Flotations slump but buy-outs soar
The amount of money raised through stock market flotations has slumped this year but the total value of management buy-outs soared to a record, according to contrasting surveys published yesterday.
Total funds raised by new issues, excluding demutualisations, fell from pounds 10bn in 1996 to pounds 3.5bn in 1997, according to KPMG Corporate Finance.
But a survey by the Centre for Management Buy-Out Research (CMBOR) shows that pounds 10.4bn was spent on buy-outs and buy-ins in 1997 - a pounds 2.6bn increase on the previous year. The figure could grow higher still, depending on how quickly CinVen completes the pounds 900m buy-out of IPC Magazines from Reed Elsevier.
KPMG blamed the sharp fall in new issue finance on institutions investing more of their funds in large liquid stocks such as banks and pharmaceutical companies, the underperformance of the FTSE smaller companies index and problems with the Alternative Investment Market.
Neil Austin, head of new issues at KPMG, warned that if the trend continued smaller companies wanting to float could find themselves starved of equity funding.
Including the Norwich Union flotation, which raised pounds 3bn of new money this year, the total value of new issues was pounds 6.6bn.
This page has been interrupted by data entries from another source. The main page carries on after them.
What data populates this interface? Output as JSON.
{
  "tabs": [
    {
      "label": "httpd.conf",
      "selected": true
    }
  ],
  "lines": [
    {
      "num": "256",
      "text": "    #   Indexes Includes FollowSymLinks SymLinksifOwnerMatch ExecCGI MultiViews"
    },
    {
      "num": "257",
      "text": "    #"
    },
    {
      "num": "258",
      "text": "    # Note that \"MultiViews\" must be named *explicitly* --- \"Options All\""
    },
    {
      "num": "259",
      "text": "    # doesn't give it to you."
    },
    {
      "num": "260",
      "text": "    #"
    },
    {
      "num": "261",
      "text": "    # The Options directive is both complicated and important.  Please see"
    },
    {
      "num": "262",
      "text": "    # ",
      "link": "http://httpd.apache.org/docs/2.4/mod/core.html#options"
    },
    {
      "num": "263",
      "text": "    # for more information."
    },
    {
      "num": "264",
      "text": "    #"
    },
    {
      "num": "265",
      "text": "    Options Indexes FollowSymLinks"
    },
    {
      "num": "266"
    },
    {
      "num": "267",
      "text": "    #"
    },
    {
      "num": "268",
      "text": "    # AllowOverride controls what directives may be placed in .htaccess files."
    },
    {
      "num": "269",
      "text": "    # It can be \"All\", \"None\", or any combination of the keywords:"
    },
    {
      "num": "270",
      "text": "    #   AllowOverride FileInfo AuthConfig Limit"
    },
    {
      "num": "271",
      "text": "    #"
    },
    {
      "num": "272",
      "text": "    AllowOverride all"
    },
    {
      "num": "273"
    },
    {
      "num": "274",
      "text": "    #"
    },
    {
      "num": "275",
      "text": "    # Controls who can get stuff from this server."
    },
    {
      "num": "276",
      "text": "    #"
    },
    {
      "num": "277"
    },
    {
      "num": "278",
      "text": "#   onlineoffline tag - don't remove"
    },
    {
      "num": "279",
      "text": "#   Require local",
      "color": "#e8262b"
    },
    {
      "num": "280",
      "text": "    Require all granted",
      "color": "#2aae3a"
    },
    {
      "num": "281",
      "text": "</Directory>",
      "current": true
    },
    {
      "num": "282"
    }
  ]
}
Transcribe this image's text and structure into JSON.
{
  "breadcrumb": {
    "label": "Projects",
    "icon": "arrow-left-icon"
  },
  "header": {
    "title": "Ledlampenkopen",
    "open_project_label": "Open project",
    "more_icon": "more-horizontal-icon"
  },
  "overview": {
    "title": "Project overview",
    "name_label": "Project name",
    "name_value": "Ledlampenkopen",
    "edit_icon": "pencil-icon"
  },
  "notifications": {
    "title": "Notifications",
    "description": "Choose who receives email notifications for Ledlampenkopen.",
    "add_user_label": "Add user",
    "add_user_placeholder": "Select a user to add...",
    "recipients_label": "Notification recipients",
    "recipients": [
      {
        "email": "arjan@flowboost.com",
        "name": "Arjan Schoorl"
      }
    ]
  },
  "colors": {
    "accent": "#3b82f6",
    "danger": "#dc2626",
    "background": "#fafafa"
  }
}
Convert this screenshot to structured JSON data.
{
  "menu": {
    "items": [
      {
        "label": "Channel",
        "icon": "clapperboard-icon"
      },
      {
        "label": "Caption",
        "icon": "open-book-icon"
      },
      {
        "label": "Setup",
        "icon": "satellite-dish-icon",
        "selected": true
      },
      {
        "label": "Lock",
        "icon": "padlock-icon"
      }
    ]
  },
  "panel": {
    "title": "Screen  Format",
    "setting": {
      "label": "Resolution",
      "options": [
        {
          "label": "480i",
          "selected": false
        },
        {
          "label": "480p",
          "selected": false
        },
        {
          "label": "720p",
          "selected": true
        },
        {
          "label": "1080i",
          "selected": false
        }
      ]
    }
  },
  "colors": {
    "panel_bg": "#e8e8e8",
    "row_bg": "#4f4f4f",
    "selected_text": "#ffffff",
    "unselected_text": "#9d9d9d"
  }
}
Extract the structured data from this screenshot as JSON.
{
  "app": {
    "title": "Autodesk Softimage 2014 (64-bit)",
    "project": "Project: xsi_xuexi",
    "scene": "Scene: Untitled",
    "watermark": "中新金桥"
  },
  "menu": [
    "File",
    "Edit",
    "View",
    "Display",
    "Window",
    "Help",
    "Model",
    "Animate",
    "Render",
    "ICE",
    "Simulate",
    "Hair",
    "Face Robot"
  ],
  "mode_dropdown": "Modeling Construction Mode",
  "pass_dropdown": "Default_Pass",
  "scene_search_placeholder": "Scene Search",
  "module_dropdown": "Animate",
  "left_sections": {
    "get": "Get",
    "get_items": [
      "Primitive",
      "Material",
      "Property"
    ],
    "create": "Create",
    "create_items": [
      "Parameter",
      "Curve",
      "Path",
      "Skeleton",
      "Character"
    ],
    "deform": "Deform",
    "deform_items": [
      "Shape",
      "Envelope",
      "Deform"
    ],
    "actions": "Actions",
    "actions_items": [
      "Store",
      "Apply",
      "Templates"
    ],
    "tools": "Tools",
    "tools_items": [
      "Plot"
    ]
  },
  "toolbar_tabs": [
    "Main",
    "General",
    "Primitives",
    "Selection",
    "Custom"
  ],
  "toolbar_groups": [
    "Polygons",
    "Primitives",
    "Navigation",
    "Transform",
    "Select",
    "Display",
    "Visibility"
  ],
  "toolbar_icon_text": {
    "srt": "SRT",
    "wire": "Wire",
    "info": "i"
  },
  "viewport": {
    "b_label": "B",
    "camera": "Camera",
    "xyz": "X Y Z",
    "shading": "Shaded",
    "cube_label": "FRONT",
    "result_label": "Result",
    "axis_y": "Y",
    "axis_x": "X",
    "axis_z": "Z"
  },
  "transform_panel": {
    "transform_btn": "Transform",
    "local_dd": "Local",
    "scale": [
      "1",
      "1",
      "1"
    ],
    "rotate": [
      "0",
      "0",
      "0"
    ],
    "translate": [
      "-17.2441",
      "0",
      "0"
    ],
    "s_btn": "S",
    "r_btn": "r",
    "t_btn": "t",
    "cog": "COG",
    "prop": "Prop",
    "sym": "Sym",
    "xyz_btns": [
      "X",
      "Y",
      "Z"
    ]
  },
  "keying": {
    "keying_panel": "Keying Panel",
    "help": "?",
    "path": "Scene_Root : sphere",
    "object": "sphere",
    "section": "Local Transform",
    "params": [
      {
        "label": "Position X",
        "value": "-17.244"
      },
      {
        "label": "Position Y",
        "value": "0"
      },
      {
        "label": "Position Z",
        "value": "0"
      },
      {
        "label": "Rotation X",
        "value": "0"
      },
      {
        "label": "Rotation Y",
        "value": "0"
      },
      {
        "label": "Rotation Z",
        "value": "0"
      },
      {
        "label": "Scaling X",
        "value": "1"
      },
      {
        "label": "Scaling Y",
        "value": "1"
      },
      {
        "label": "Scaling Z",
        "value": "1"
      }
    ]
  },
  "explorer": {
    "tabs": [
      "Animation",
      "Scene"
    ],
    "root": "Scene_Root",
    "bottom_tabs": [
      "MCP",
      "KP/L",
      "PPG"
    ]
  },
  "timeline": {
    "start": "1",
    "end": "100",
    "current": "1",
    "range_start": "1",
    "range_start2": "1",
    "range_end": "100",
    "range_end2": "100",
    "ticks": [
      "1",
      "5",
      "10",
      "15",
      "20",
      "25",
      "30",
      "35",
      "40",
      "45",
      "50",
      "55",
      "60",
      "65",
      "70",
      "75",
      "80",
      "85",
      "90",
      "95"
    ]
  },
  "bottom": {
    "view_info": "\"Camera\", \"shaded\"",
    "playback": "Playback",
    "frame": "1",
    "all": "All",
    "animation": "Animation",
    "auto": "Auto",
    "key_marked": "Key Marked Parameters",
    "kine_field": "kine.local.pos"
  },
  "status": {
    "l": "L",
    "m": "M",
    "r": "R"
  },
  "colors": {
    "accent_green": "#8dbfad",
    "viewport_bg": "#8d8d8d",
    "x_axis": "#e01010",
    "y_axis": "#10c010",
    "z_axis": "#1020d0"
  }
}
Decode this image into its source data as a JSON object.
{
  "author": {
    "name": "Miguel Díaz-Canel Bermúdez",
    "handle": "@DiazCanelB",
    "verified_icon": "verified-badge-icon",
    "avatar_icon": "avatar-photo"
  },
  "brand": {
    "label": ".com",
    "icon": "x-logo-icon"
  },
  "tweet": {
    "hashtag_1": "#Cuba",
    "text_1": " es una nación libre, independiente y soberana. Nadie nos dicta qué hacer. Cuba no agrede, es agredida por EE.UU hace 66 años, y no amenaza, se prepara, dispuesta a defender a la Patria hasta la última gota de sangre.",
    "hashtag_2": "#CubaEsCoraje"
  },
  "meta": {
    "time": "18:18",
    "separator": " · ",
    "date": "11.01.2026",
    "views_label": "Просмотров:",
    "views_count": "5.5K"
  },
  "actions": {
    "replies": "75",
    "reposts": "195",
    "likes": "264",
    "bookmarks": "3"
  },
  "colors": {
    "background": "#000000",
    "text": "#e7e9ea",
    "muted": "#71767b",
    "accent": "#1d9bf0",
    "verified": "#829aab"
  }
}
This compared with pounds 10.14bn in the previous year but the 1996 figure was distorted by the flotations of Railtrack and British Energy, which raised pounds 3.2bn.
The survey by CMBOR, which is based at Nottingham University and sponsored by Deloitte & Touche and BZW, showed that the buy-out surge was driven by a few mega-deals such as Nomura's pounds 900m purchase of the William Hill betting chain. While the amount spent on buy-outs rose by 33 per cent, the number of transactions rose by only 3 per cent
Tom Lamb of BZW Private Equity cautioned that while the UK buy-out market was entering 1998 in an incredibly buoyant state, there were growing worries that the next transaction might prove a "deal too far".